Serve, but don’t become frantic. Sacrifice and go out of your way, but don’t neglect devoted time to worship and prayer. The point of seeing these two stories together is to show us that there can be enough time for us to do both through preparation in prayer and time with God. What we should never do is let our service turn into anxiety and worst of all resentment. We should, like Mary rest in Christ’s presence, soak up his words and let Him guide us, and show us how to be His hands and feet.
So what does this story teach us? Well I think that it teaches us that listening to Jesus and following his teaching is the highest way to show him honour. The one thing that Jesus seeks above all else is the time that we spend listening to him, "sitting at his feet," basking in his presence soaking up his words. That must come first, before all other things. Because this is where peace is found. This is the only place of spiritual rest and spiritual nourishment. This is where we will be guided, this is how we will discern this is how we will do true service this is how we will choose the good part.

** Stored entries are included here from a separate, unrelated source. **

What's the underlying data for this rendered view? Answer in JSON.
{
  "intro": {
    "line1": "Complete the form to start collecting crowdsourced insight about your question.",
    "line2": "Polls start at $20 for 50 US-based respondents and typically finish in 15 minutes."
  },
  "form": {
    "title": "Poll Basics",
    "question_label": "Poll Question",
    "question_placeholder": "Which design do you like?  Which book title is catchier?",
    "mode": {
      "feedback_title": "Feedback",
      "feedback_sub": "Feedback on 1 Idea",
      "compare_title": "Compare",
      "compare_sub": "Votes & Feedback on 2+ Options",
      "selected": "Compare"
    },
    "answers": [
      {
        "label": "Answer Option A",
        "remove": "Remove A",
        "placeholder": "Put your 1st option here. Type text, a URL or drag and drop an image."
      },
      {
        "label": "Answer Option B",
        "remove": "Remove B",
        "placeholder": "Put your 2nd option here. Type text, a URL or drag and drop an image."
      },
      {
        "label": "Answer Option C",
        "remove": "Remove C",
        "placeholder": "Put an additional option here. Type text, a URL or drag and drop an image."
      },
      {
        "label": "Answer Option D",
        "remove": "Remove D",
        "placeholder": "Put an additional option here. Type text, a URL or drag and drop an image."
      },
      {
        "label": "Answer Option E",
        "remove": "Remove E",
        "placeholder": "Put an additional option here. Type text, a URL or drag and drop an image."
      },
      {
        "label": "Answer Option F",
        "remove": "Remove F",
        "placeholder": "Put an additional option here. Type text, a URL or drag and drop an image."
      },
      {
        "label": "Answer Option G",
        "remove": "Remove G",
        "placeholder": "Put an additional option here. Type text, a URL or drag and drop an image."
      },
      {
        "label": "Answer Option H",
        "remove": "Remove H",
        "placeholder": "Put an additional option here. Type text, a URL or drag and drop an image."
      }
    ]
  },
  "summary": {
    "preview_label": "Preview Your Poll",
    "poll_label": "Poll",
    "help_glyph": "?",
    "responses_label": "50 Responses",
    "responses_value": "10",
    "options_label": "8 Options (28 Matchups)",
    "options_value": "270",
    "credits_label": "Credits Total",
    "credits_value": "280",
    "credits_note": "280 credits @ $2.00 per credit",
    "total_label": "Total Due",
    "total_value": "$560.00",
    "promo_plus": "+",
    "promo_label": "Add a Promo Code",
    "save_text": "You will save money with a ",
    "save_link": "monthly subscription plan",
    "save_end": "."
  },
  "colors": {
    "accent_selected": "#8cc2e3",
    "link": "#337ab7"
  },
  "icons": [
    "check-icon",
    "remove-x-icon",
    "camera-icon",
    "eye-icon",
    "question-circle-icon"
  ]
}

So I invite all those Martha’s reading this, to join me and take off your aprons, throw down your cloths to sit at the feet of Jesus, soak up his words and bask in his presence.
Because dinner can always wait.
Father, when I look at my own life, I'm confess I can often be too busy to just listen to you, to sit at your feet and soak up your words. Sometimes I have trouble sitting still before you because I have so many other things on my mind, so many other pressures upon me. Please forgive me for my restlessness. Forgive me for putting my agenda before yours. Help me to take off the apron and put down the cloth, to listen with unclogged ears. Give me a focused and attentive mind to hear and act upon what you want to teach me today, show me how to choose the good part that I might serve you well.
In Jesus' name let thy will be done. Amen.